Mission: To perform spectacular live orchestral music and host educational events as a means of inspiring, bringing joy and providing an environment that is enjoyable, nurturing, and inclusive for all residents of and visitors to Northern Colorado.
Vision: The Fort Collins Symphony will continue to be a source of community pride as the leading regional orchestra with an expanding audience while achieving a national level of artistic excellence.
The FCS is the oldest arts organization and the only professional symphony in Larimer County. The Symphony's roots were planted in 1923 as the Fort Collins Concert Orchestra when Editha Todd Leonard began conducting the volunteer musical ensemble. In 1948, Juilliard violinist Will Schwartz took the position of music professor at what is now Colorado State University. A year later, he revitalized the community orchestra. As his reputation grew, so did that of the volunteer ensemble. Schwartz earned the Symphony's respect, recruited extraordinary talent, and inspired a loyal following. The Fort Collins Symphony Association was formed in 1952 to provide programming guidance, personnel management, and fiscal oversight for the Symphony. The FCS began paying its musicians in the 1980s, and now employs more than 50 professional musicians.
After 50 years, Maestro Schwartz stepped down as conductor in 1999. In 2003, the FCS and CSU Music Department jointly hired award-winning conductor Wes Kenney. Maestro Kenney serves as Music Director of the Fort Collins Symphony, CSU Symphony Orchestra, and the Denver Young Artists Orchestra. He is also a guest conductor with orchestras around the world.
The FCS was honored in 2020 with the New World Report North America Business Award for Best Regional Orchestra in recognition of the organization's efforts to keep its musicians employed and the community engaged during the COVID-19 pandemic.
By a FCS musician:
"I just want to tell you all, thank you. Everything you have all done means a great deal to me, and I know pretty much all of us. Ever since this all began, you have all been one of the most supporting organizations that I belong to, and it has made my living situation sustainable. Without the work you have done, I have no idea where I, or my family would be. So, I just want to say how amazing it has felt to play music again with you all, and thank you, wholeheartedly for everything you are and do. You have my respect forever."
By a patron:
"I have been thinking about that beautiful concert Friday evening. Everything was perfect, the beautiful music, safe environment, cool evening with nice breeze, and beautiful setting. As I was listening to the music and looking at the surroundings, I realized that I actually felt normal." The world of the virus disappeared for me, and I was transported to a place of joy. That is worth so much, and I thank you for the evening."

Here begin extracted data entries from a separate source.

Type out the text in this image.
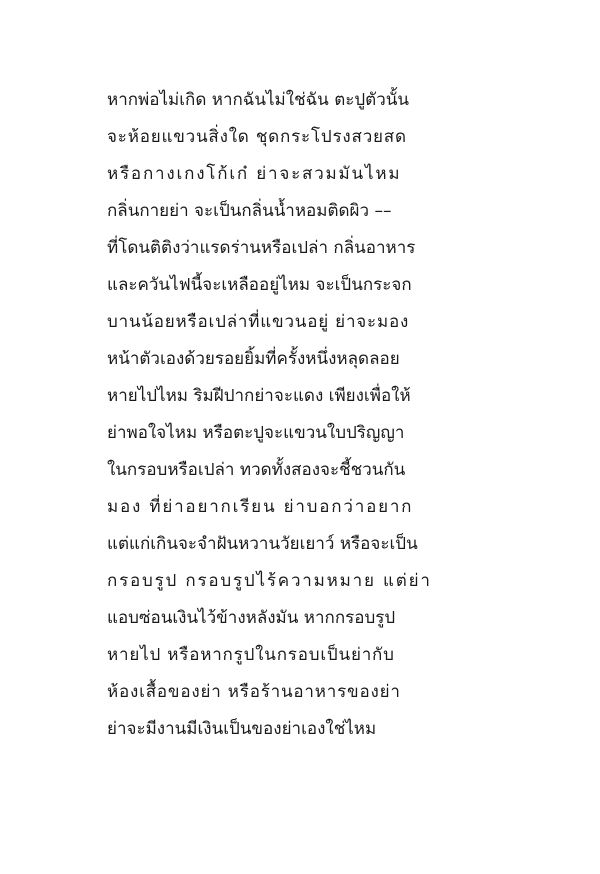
หากพ่อไม่เกิด หากฉันไม่ใช่ฉัน ตะปูตัวนั้น
จะห้อยแขวนสิ่งใด ชุดกระโปรงสวยสด
หรือกางเกงโก้เก๋ ย่าจะสวมมันไหม
กลิ่นกายย่า จะเป็นกลิ่นน้ำหอมติดผิว ––
ที่โดนติติงว่าแรดร่านหรือเปล่า กลิ่นอาหาร
และควันไฟนี้จะเหลืออยู่ไหม จะเป็นกระจก
บานน้อยหรือเปล่าที่แขวนอยู่ ย่าจะมอง
หน้าตัวเองด้วยรอยยิ้มที่ครั้งหนึ่งหลุดลอย
หายไปไหม ริมฝีปากย่าจะแดง เพียงเพื่อให้
ย่าพอใจไหม หรือตะปูจะแขวนใบปริญญา
ในกรอบหรือเปล่า ทวดทั้งสองจะชี้ชวนกัน
มอง ที่ย่าอยากเรียน ย่าบอกว่าอยาก
แต่แก่เกินจะจำฝันหวานวัยเยาว์ หรือจะเป็น
กรอบรูป กรอบรูปไร้ความหมาย แต่ย่า
แอบซ่อนเงินไว้ข้างหลังมัน หากกรอบรูป
หายไป หรือหากรูปในกรอบเป็นย่ากับ
ห้องเสื้อของย่า หรือร้านอาหารของย่า
ย่าจะมีงานมีเงินเป็นของย่าเองใช่ไหม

Why Mary Pat McCurdie supports the Fort Collins Symphony: "Having a professional symphony in town raises the level of sophistication in Fort Collins. In addition to providing excellent classical programing, the presence of an Arts group that is exemplary in giving back to the community leads the way for other arts organizations. I see the Fort Collins Symphony as the arts group that all others look to for guidance."
According to Susan Greer: "The FCS means a lifetime of music to me. While attending my first FCS concert in 1952, I fell in love with the flute and played it for 42 years. Without that first concert, I would not have had the opportunities to be directly involved with music in the United States and Abroad, in bands, orchestras, ensembles and solos, and as a flute student and teacher. Although playing the flute was not my career or a hobby, it was a passion; it has been a part of my identity since 1952. Although I stopped playing the flute in 1994, it is only natural and rewarding for me to volunteer to help today's FCS in any way that I can now that I am retired. My life of music has come full circle: Back to where it started with the Fort Collins Symphony which is still contributing to my lifetime of music. That means the world (or a lifetime) to me."
A B Sharp participant said the following about the Fort Collins Symphony's B Sharp program for people living with dementia and their care providers: "I was blown away because my husband enjoyed it so much and didn't need to use his walker for assistance on his way out of the building. He just walked right out! The music energized him. His voice carries more life in it... I absolutely think he remembers the concert longer than other events and things we do. He can remember when the concert was and knows when concerts will be. That is something that is ingrained in his mind. These concerts are very fundamental and foundational for him.
My husband was really good at music and when we first started playing [after his diagnosis], he would get so lost. After attending B Sharp, I've noticed that he has improved so much. B Sharp is by far the best activity that we get to participate in. It is different from all of the others in the sense that I can really see how much this impacts my husband."
Court Appointed Special Advocate (CASA) participant
"Our last outing to the Symphony in Fort Collins was the best thing that ever happened to me! (My CASA) has shown and told me a lot of fascinating things, this show was one of those, and it got my mind on the things that were happening in the real world. Thank you for making this world a better place."